Setelah beberapa tragedi yang terjadi beberapa tahun silam, ikatan keduanya semakin kuat. Keduanya menjadi lebih akrab. Terlebih kejadian saat perayaan ulang tahun Rara yang membuat Rara sangat kecewa kepada teman-temannya yang lain, dari sana Rara mulai merasa bergantung kepada Sena. Tidak ada lagi teman lain yang bisa ia percaya dengan betul-betul kecuali Sena. Ia tetap menjalin hubungan pertemanan dengan orang lain, namun ia memberikan sebuah batasan yang hanya bisa dilewati olehnya dan Sena. Ia tidak sudi mempersilahkan orang lain untu seenak hatinya masuk lebih jauh. Ibarat jika bertamu, seorang tamu itu hanya dipersilahkan di halaman rumah saja tidak sampai diajak masuk lalu berbincang lebih jauh.

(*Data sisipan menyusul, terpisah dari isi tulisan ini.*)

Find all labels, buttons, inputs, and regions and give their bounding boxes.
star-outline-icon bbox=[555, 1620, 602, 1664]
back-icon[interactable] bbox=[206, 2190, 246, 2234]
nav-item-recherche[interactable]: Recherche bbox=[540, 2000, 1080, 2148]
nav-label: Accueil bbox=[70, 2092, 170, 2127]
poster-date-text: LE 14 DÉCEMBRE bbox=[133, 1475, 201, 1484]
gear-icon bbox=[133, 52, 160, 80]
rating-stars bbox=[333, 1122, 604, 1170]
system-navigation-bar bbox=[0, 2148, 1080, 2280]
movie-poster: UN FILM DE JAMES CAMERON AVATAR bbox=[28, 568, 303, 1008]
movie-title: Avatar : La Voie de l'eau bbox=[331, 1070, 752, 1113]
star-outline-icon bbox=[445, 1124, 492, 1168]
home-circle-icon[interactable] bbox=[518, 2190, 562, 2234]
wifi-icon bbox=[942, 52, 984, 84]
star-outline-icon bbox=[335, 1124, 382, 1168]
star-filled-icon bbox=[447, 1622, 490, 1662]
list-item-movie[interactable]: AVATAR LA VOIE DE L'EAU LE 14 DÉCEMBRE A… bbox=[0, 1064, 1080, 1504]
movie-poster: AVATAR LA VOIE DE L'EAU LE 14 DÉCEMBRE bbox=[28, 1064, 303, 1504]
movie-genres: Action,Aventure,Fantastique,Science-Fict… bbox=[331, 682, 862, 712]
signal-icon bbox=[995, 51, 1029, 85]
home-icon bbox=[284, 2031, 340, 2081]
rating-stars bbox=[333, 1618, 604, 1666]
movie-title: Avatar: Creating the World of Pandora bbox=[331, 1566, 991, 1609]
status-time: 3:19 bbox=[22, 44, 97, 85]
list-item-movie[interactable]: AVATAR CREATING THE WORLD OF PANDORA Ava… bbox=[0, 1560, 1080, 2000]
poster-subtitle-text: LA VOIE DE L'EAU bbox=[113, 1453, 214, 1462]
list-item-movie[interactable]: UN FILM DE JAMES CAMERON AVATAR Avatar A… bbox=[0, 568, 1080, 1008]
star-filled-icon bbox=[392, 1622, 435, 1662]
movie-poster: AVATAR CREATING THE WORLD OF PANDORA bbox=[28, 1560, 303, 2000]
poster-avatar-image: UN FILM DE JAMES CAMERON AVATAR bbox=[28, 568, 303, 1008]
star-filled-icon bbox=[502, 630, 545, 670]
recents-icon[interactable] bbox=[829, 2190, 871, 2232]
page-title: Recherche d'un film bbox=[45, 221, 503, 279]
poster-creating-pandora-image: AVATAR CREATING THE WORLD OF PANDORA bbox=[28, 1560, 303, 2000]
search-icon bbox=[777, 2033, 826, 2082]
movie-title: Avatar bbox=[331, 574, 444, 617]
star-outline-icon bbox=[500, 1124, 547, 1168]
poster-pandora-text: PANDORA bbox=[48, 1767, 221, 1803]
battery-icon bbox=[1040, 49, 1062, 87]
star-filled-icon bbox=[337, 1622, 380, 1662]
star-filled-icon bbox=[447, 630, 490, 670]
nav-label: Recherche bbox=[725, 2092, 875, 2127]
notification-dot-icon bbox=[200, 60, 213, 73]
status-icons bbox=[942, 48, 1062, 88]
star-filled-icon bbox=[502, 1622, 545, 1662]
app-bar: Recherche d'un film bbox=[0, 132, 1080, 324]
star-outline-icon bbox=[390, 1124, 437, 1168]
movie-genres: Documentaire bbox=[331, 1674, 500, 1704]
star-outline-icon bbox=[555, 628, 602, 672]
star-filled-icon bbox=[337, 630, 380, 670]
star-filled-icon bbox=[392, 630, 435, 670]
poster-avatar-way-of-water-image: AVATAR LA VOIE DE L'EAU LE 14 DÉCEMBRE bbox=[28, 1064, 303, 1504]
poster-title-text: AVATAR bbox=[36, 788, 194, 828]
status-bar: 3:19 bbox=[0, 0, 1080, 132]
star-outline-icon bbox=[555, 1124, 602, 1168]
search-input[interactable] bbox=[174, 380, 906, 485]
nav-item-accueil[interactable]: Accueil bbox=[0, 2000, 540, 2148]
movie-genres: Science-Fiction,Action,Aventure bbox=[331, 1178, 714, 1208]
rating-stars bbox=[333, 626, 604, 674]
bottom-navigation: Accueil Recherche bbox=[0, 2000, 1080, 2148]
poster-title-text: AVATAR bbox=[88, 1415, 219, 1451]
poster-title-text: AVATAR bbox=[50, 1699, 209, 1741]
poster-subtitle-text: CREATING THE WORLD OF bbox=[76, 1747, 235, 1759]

Banyak hal menarik yang mereka lalui bersama selama dua tahun ke belakang. Sena yang sebelumnya seorang pendiam, perlahan ia berubah akibat ajaran Rara. Sena baru berani berulah jika Rara yang memulainya, sebaliknya jika Rara tidak memulainya atau tidak ada Rara disisinya ia akan bersifat wajar seperti biasanya, menjadi anak pendiam dan hemat berbicara. Beberapa kali Rara mengajak Sena untuk mengikuti tingkah usilnya, seperti melompat pagar (tinggi pagarnya tidak terlalu tinggi, namun cukup untuk ukuran keduanya), memanjat pohon lalu memetik beberapa buah untuk dimakan, bermain di genangan air selepas hujan hingga menimbulkan bercak di pakaian, dan hal-hal mengasyikkan lainnya yang semuanya terangkum dalam pikiran Rara, Sena hanya ikut-ikutan. Dalang sebenarnya adalah Rara. Seringkali mereka mendapat teguran dari kedua orang tua mereka masing-masing karna ulah usil mereka, namun teguran itu tidak mempan untuk keduanya. Semakin ditegur, semakin senang pula melanggar. Bukan begitu memang jalan pikir manusia? Segala sesuatu yang dilarang-larang akan lebih menarik perhatian untuk dicoba.  

 

***

 

Pagi itu Rara sudah rapih mengenakan seragam merah putihnya. Tubuhnya kini lebih tinggi dan berisi jika dibandingkan dengan dua tahun lalu. Rambutnya pun kini sudah tidak sepanjang sebelumnya. Rambutnya ia potong sebahu sama rata dan diberi poni agar nampak lebih menggemaskan, katanya. Hari itu ia biarkan rambutnya terurai bebas tanpa diberi aksesoris apa pun. Khawatir helai rambutnya akan sesak jika terus-menerus diikat atau bisa saja saling ribut karna bosan berdekatan dengan helai lain.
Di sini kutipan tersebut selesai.